WINDSOR — New development may be coming soon to properties along Interstate 25 at the exit serving Windsor and south Fort Collins.
Plans to adopt enhanced design standards for the so-called Corridor Activity Center at I-25’s interchange at Colorado Highway 392 are “moving forward,” according to Pete Wray, Fort Collins’ senior city planner. While construction on the interchange itself was substantially completed in 2014, decisions on land use in the CAC have progressed more slowly.
“This is a complicated joint planning area and we have agreed-upon design and development standards for this CAC and an approved list of land uses,” Wray said, “so any changes to an approved use or development standards need to be jointly approved by Fort Collins and Windsor.”
The original plan for improvements to the interchange was released in 2008. “The town (of Windsor) and the city (of Fort Collins) … adopted some very basic standards into our respective codes at that time,” according to Scott Ballstadt, director of planning for the town of Windsor. “The enhanced design standards that are being discussed currently were drafted in response to a couple of different property owners’ proposals within the CAC.”
One in particular was a proposal by “Dealin’ Doug” Moreland to build a car dealership on the southeast corner of the interchange, a proposal that raised concerns with some local residents and Windsor board members. “We’re trying to make sure we mitigate any negative impacts that a dealership or any other commercial use might have,” Ballstadt said.
Windsor Mayor Kristie Melendez elaborated.
“The first corridor agreement we held with Fort Collins did not allow (auto dealerships) as a use,” she said, “so it made us go back to our standards, it made us look back at that agreement to see how we were going to make some allowance, and in doing that it made us look at the design criteria as a whole, in terms of lighting, noise, all kinds of other things that might come up.”
Much of the additional detail was added after officials received feedback from residents living nearby. “We wanted to be responsive to what those folks from the neighboring community were saying,” Melendez said.
The Fort Collins planning and zoning board made recommendations on the city’s new standards for the west side of the interchange in June, and reviewed Windsor’s updates for the east side last week. “My understanding is that both Fort Collins and Windsor liked what came out of the enhanced design standards,” Melendez said, “and so both of our boards will be looking at adopting those standards sometime in September.”
In the meantime, Moreland has given up on plans to build near the interchange.
“I believe the letter that Mr. Moreland’s team submitted essentially said that the process wasn’t moving as expeditiously as they had hoped,” Ballstadt said.

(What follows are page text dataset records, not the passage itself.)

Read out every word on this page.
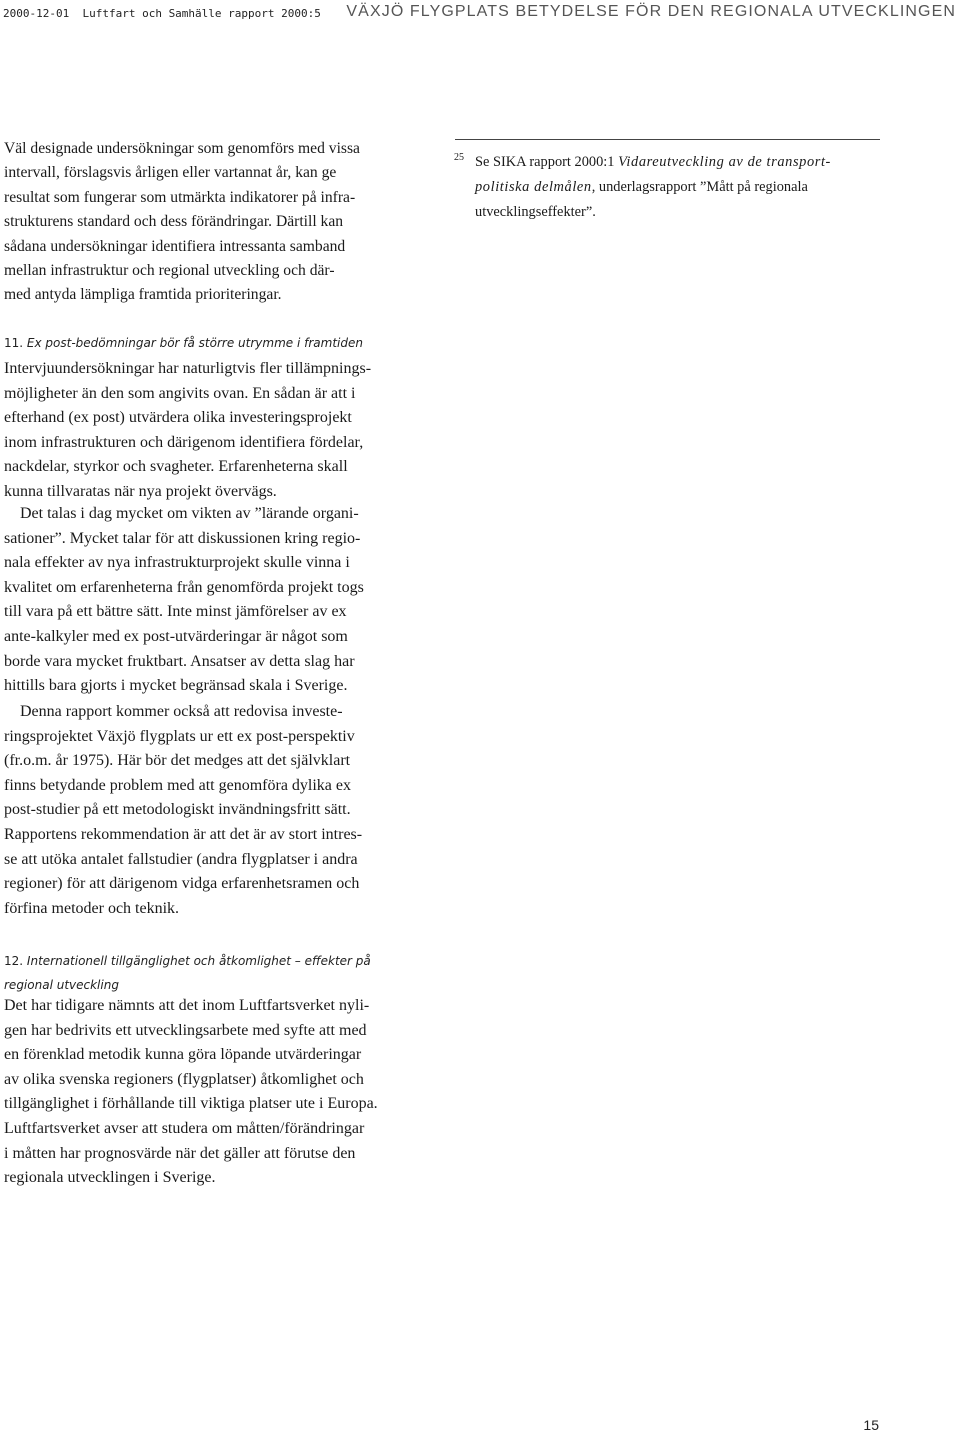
2000-12-01  Luftfart och Samhälle rapport 2000:5 VÄXJÖ FLYGPLATS BETYDELSE FÖR DEN REGIONALA UTVECKLINGEN
Väl designade undersökningar som genomförs med vissa
intervall, förslagsvis årligen eller vartannat år, kan ge
resultat som fungerar som utmärkta indikatorer på infra-
strukturens standard och dess förändringar. Därtill kan
sådana undersökningar identifiera intressanta samband
mellan infrastruktur och regional utveckling och där-
med antyda lämpliga framtida prioriteringar.
11. Ex post-bedömningar bör få större utrymme i framtiden
Intervjuundersökningar har naturligtvis fler tillämpnings-
möjligheter än den som angivits ovan. En sådan är att i
efterhand (ex post) utvärdera olika investeringsprojekt
inom infrastrukturen och därigenom identifiera fördelar,
nackdelar, styrkor och svagheter. Erfarenheterna skall
kunna tillvaratas när nya projekt övervägs.
Det talas i dag mycket om vikten av ”lärande organi-
sationer”. Mycket talar för att diskussionen kring regio-
nala effekter av nya infrastrukturprojekt skulle vinna i
kvalitet om erfarenheterna från genomförda projekt togs
till vara på ett bättre sätt. Inte minst jämförelser av ex
ante-kalkyler med ex post-utvärderingar är något som
borde vara mycket fruktbart. Ansatser av detta slag har
hittills bara gjorts i mycket begränsad skala i Sverige.
Denna rapport kommer också att redovisa investe-
ringsprojektet Växjö flygplats ur ett ex post-perspektiv
(fr.o.m. år 1975). Här bör det medges att det självklart
finns betydande problem med att genomföra dylika ex
post-studier på ett metodologiskt invändningsfritt sätt.
Rapportens rekommendation är att det är av stort intres-
se att utöka antalet fallstudier (andra flygplatser i andra
regioner) för att därigenom vidga erfarenhetsramen och
förfina metoder och teknik.
12. Internationell tillgänglighet och åtkomlighet – effekter på
regional utveckling
Det har tidigare nämnts att det inom Luftfartsverket nyli-
gen har bedrivits ett utvecklingsarbete med syfte att med
en förenklad metodik kunna göra löpande utvärderingar
av olika svenska regioners (flygplatser) åtkomlighet och
tillgänglighet i förhållande till viktiga platser ute i Europa.
Luftfartsverket avser att studera om måtten/förändringar
i måtten har prognosvärde när det gäller att förutse den
regionala utvecklingen i Sverige.
25 Se SIKA rapport 2000:1 Vidareutveckling av de transport-
politiska delmålen, underlagsrapport ”Mått på regionala
utvecklingseffekter”.
15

However, another proposal is under review. The owners of the property on the northeast side of the CAC have presented plans for the site that include mixed commercial and residential use.
“One part of that proposal includes single-family residential use that isn’t currently an allowed use in accordance with the inter-governmental agreement between Windsor and Fort Collins, so that aspect of the proposal would need to go before both boards for consideration of an amendment,” Ballstadt said.
Despite the delays, all parties involved feel the end result will be well worth it.
“In the event any large project comes forward in the future … we are better prepared to work with the development and project design to have a higher-quality project,” Wray said.
“I think moving forward both Windsor and Fort Collins will be taking very seriously and have much forethought about what we want there, and at the end of the day try to deliver not only the best return on investment,” Melendez added, “but I think both sides want to have something we can be proud of because both sides recognize that it’s the gateway to our communities.”